Safety of Dutch meat: not guaranteed
According to a new report from the Research Council for Safety, the safety of meat in the Netherlands is not guaranteed.
The report reveals that businesses in the country as well as abroad, aren't always clean. Researchers "observed many hygienic shortcomings" at slaughterhouses.
Mixing horse meat in with other meat, or meat fraud, has also been seen despite the recent scandal. It is even an "underestimated risk", with "potentially damaging consequences for public health."
It is more often the case nowadays that companies themselves are left to keep a controlled eye on meat production. The government is far too reliant on 'system controls' to be constantly vigilant. The meat sector is not, however, prepared to execute such controls themselves. This pulling back of public vigilance, then, was premature, according to the Research Council.
Producers must also work together more, to keep an eye on each other. "Companies can sometimes break the rules years on end, while this is known in the sector", president of the Council Tjibbe Joustra writes. There is too much reluctance to report each other among companies.
"It is 'not done' in the sector to correct companies who are taking irresponsible risks."
Marcel van Silfhout, an investigative journalist who is currently writing a book about the meat industry, said in an interview with nrc.next that this rule-breaking is irresponsible.
"The Netherlands is the second food-producer in the world. Our food goes around the world. And different rules apply everywhere. Thousands of protocols, directives and certificates cross each other. We have created an impossible hodgepodge for supervision" Silfhout says.
A complication in the matter of food safety is that a possible figure of people becoming ill as a result of badly produced meat, is unclear. This "can take away the urgency to heighten the safety", the Council says. Heating the badly produced meat properly can also cause fewer consumer victims.
The Dutch Food and Wares Authority (NVWA) is receiving criticism because the inspector has "too little knowledge and information to fight fraud effectively", according to the nrc.

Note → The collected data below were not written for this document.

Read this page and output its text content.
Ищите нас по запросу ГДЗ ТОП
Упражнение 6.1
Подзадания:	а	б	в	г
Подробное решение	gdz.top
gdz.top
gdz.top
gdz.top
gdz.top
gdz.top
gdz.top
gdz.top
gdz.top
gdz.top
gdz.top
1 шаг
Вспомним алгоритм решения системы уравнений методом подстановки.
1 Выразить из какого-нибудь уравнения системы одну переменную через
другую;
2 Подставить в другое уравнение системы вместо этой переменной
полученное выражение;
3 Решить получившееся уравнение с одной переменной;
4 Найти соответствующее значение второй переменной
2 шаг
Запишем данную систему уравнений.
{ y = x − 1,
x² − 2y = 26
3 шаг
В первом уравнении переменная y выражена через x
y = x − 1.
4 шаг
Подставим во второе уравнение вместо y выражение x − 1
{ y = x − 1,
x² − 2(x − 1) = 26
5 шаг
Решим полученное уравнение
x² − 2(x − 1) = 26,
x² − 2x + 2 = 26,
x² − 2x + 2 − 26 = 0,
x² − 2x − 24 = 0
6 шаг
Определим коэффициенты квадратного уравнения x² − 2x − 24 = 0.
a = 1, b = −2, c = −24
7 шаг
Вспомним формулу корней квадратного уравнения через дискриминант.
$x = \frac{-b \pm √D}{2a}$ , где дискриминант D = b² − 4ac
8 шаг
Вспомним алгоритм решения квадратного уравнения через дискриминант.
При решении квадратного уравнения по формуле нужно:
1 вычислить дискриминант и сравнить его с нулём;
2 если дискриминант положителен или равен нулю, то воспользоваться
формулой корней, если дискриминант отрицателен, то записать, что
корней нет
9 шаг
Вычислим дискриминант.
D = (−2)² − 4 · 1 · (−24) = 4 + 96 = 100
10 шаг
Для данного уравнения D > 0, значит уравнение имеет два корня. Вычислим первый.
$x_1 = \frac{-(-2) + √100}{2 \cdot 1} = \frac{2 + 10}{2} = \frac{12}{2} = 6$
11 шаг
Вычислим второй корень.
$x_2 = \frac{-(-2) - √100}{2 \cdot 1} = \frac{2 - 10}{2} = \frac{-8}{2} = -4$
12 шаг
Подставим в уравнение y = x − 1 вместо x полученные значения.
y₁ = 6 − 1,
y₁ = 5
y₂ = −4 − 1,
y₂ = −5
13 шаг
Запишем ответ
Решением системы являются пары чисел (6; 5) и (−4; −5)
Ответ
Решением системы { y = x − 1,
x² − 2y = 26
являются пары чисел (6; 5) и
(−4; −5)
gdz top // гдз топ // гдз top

Companies also have to foot the bill for inspection and certification themselves. Inspection in the meat sector is expensive. An hour of veterinary services costs €135. The meat industry already pays out €60 million every year.
The NVWA has been cutting costs in the last years. Last week, director general Harry Paul of the NVWA accused the meat sector of "blurring the norms." "Food in the Netherlands is still safe. But the incidents we come across, point to an extensiveness that is worrying", Paul said in an interview with the nrc.
"Dutch meat belongs to the safest in the world", the Central Organization for the Meat Sector (COV) said in a reaction to the report. The Organization does not see a reason to change course. They also claim that improvements to quality is already happening.
The COV wants to make meat production in the Netherlands more transparent for inspectors as well as consumers. The meat sector claims also to be working hard at promoting trust in food.